Certains stages reposent sur des groupes de parole. Là, on va avoir généralement moins d'intervenants extérieurs et seulement deux travailleuses sociales qui vont assurer l'animation, la distribution de la parole. Et d'autres stages sont un peu moins interactifs et reposent plutôt sur la distribution d'informations à la fois juridiques, psychologiques, médicosociales, par exemple. Là, on peut avoir une succession d'intervenants qui viennent présenter les problématiques qu'ils rencontrent quotidiennement au travail et qui visent donc à informer les justiciables de leurs droits et des espaces ressources qu'ils peuvent contacter lorsqu'ils sont en situation de crise conjugale.
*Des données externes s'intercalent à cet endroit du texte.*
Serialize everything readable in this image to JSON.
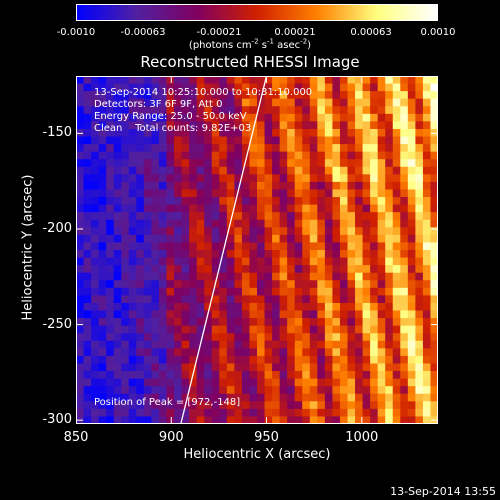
{
  "chart_data": {
    "type": "heatmap",
    "title": "Reconstructed RHESSI Image",
    "xlabel": "Heliocentric X (arcsec)",
    "ylabel": "Heliocentric Y (arcsec)",
    "xlim": [
      850,
      1040
    ],
    "ylim": [
      -302,
      -120
    ],
    "x_ticks": [
      "850",
      "900",
      "950",
      "1000"
    ],
    "x_tick_values": [
      850,
      900,
      950,
      1000
    ],
    "y_ticks": [
      "-150",
      "-200",
      "-250",
      "-300"
    ],
    "y_tick_values": [
      -150,
      -200,
      -250,
      -300
    ],
    "colorbar": {
      "range": [
        -0.001,
        0.001
      ],
      "tick_labels": [
        "-0.0010",
        "-0.00063",
        "-0.00021",
        "0.00021",
        "0.00063",
        "0.0010"
      ],
      "tick_values": [
        -0.001,
        -0.00063,
        -0.00021,
        0.00021,
        0.00063,
        0.001
      ],
      "units_parts": [
        "(photons cm",
        "-2",
        " s",
        "-1",
        " asec",
        "-2",
        ")"
      ],
      "colors": [
        "#0000ff",
        "#5020a0",
        "#800060",
        "#d02000",
        "#ff8000",
        "#ffff80",
        "#ffffff"
      ]
    },
    "annotations": [
      "13-Sep-2014 10:25:10.000 to 10:31:10.000",
      "Detectors: 3F 6F 9F, Att 0",
      "Energy Range: 25.0 - 50.0 keV",
      "Clean    Total counts: 9.82E+03"
    ],
    "peak_label": "Position of Peak = [972,-148]",
    "limb_line": {
      "x": [
        905,
        950
      ],
      "y": [
        -302,
        -120
      ]
    }
  },
  "footer": {
    "timestamp": "13-Sep-2014 13:55"
  }
}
Est-ce que vous avez des souvenirs de certains participants qui ont pris conscience, qui se sont dit "ah mais moi, je ne me rendais pas compte que c'était des violences" ?
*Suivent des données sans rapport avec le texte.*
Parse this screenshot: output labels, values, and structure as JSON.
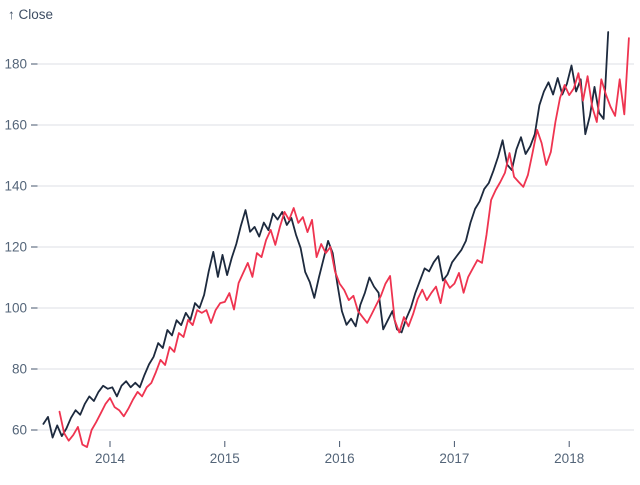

Ce que j'ai pu observer au cours de ces stages, c'est qu'un grand nombre de participants se montrent généralement réfractaires au sujet qui aborde leurs responsabilités. D'autres se montrent très taciturnes et n'expriment absolument rien tout le long du stage. Certains se montrent intéressés, voire certains autres monopolisent complètement la parole. On a une distribution qui est assez inégale.
Et du coup, une fois le stage terminé, quel est le suivi ?
Il y a un entretien bilan qui est conduit peu de temps après le stage de responsabilisation, qui vise du coup à réinterroger les justiciables au sujet de leur représentation, de leur comportement. Mais au-delà de cet entretien bilan, la procédure d'alternative aux poursuites est close.
Dans certains services pénitentiaires d'insertion et de probation, les auteurs de violences, qui ont suivi ces programmes de responsabilisation, peuvent avoir des entretiens supplémentaires. Mais généralement, il s'agit de les orienter vers des prises en charge plus thérapeutiques. Donc, de basculer sur des suivis psychologiques, par exemple, au sein de services médicaux sociaux.
Vous avez pu vous entretenir avec des auteurs de ces violences à l'issue de ces stages. Quelles conclusions vous avez pu en tirer ?
J'ai conduit des entretiens sociologiques à l'issue des stages de responsabilisation que j'avais préalablement aussi observés. C'est vrai que mes analyses montrent que certaines de leurs représentations au sujet des violences et des rapports de genre persistent voire se renforcent après le stage.
J'ai pu repérer, par exemple, dans leurs discours des formes de minimisation des violences qu'ils avaient exercées. J'ai repéré également des dénis des préjudices subis par la victime et aussi des dénis de responsabilité puisqu'ils dirigent plutôt la responsabilisation de la violence vers des politiques pénales qui seraient trop extensives, trop sévères ou trop volontaristes. Ou encore, ils accusent des aspirations conjugales en décalage, ou encore un contexte social, économique qui serait précarisant dans leur situation.
D'après ce que vous avez pu vous observer, la prise de conscience reste plutôt limitée chez les auteurs de violences...
Absolument, elle est très relative. Ils sortent de là, même renforcés dans leurs idées préconçues comme quoi ils ne sont pas coupables. Ils ne se sentent pas coupables. Ce qui fabrique ce renforcement des représentations, c'est aussi le groupe. Ils pensent que leurs situations se font écho les unes aux autres, ou alors ils se comparent et se désolidarisent. Leur situation est finalement moins grave que l'autre stagiaire qui, lui, a exercé des violences bien plus graves. Il y a une prise de distance vis à-vis de cette figure archétypique que serait l'auteur de violences conjugales à laquelle ils se comparent en se distinguant et en se désolidarisant.